Almost more important than the added income, her girls needed to be around loving adults and other children in a safe environment. “Is Ellie Kincaid there sometimes?” Nora asked.

“I see her every morning. I think she’s some kind of official sponsor of the day care and preschool,” Adie said. “She welcomes the children and makes a big fuss over them every day. I’m volunteering to help with milk and cookie time and watching over nap time.”

“Oh, Adie, you’re priceless.”

“Why not? I have the time. And I love the children.”

Nora didn’t see Tom Cavanaugh much that first week and when she did, they didn’t speak or make eye contact, not even when she arrived early enough to be sure his coffee was made. This suited her fine. She wasn’t prepared to have him judge her weakness by her wounded hands or her slow movements and winces due to muscle pain. She saw him talking to other harvesters from time to time, saw him using the forklift to move full bins, saw him in the cider press area. But they didn’t work together nor chitchat. Why would they?

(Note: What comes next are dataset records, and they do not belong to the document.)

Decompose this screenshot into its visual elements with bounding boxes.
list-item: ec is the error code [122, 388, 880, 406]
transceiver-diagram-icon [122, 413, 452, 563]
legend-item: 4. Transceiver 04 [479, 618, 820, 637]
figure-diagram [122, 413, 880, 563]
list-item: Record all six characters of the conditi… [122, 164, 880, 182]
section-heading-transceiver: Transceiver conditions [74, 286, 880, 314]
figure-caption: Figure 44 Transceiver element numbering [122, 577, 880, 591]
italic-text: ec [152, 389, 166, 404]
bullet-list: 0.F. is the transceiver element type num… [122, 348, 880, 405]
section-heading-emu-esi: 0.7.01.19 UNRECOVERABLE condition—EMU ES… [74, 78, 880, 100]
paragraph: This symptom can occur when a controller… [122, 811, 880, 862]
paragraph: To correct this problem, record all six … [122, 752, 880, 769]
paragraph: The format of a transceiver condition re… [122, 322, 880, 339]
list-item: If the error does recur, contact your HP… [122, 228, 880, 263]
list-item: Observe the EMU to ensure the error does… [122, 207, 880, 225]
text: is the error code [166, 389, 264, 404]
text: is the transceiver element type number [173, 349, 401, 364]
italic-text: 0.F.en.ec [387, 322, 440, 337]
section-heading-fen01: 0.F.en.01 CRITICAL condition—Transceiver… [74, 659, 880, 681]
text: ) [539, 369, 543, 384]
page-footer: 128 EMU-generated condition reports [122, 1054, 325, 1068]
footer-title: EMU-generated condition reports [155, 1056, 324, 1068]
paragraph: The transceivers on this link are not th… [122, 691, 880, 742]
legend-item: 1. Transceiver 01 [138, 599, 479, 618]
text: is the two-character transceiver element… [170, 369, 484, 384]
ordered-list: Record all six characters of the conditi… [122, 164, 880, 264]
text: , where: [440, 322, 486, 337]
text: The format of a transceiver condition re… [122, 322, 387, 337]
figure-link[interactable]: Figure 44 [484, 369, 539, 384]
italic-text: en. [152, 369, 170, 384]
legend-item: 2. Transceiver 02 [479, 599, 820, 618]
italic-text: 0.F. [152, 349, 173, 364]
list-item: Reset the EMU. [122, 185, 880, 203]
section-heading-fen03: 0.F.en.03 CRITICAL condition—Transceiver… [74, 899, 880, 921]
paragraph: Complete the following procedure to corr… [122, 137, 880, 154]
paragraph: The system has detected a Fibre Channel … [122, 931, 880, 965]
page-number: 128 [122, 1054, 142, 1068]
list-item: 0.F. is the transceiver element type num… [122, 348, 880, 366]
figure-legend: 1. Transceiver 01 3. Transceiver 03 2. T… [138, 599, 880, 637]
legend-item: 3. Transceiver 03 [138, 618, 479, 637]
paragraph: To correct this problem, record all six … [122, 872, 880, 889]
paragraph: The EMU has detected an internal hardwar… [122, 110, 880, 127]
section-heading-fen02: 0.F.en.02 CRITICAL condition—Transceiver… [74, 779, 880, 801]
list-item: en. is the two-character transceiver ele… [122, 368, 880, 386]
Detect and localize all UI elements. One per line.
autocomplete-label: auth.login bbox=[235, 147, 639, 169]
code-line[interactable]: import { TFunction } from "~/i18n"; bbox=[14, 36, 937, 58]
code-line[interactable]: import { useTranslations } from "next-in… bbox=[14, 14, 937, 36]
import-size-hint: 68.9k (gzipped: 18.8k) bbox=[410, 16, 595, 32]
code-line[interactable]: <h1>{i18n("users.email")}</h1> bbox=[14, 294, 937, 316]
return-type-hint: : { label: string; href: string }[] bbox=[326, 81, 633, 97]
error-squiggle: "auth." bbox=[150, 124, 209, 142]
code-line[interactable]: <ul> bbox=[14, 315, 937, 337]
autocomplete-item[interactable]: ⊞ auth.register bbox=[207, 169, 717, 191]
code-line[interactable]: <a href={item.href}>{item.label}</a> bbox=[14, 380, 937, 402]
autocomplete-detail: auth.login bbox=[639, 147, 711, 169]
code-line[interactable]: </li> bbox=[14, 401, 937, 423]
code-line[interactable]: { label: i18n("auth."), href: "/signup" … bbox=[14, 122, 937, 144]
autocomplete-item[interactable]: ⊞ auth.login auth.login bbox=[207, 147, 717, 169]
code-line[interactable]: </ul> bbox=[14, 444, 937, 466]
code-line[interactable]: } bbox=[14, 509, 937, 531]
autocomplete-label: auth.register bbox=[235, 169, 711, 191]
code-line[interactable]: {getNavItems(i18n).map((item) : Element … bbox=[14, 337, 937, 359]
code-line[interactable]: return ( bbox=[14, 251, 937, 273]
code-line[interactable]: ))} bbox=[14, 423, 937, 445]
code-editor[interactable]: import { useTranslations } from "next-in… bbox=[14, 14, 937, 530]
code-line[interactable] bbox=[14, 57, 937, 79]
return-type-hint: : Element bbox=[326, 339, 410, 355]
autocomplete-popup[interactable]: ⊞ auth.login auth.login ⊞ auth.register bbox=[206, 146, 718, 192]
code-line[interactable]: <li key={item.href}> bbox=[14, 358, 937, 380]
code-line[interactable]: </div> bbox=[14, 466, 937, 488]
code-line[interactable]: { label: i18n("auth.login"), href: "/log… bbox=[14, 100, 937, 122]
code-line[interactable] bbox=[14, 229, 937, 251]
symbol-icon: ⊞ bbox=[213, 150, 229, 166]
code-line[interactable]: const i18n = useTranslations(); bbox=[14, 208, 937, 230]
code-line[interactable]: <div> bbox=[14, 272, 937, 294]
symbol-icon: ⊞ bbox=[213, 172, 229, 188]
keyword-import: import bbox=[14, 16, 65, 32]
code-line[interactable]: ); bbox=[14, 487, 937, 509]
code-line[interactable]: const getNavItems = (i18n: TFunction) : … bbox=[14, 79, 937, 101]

He never complained about the coffee again. And he had remembered the cream and sugar every morning.

By the end of the week she was so tired she believed she could fall down and sleep for a month. Mr. Cavanaugh told the harvesters it was their choice whether to work or take time off on the weekend; they weren’t in a critical harvesting situation like over-ripening or an impending freeze. He paid overtime, so even though Nora could hardly bend her fingers from the tightness or lift her right arm, her picking arm, she signed on and hoped she could get a little help from Adie and Martha with the kids, or maybe Ellie Kincaid or one of the local teenage babysitters. Overtime, that was juicy.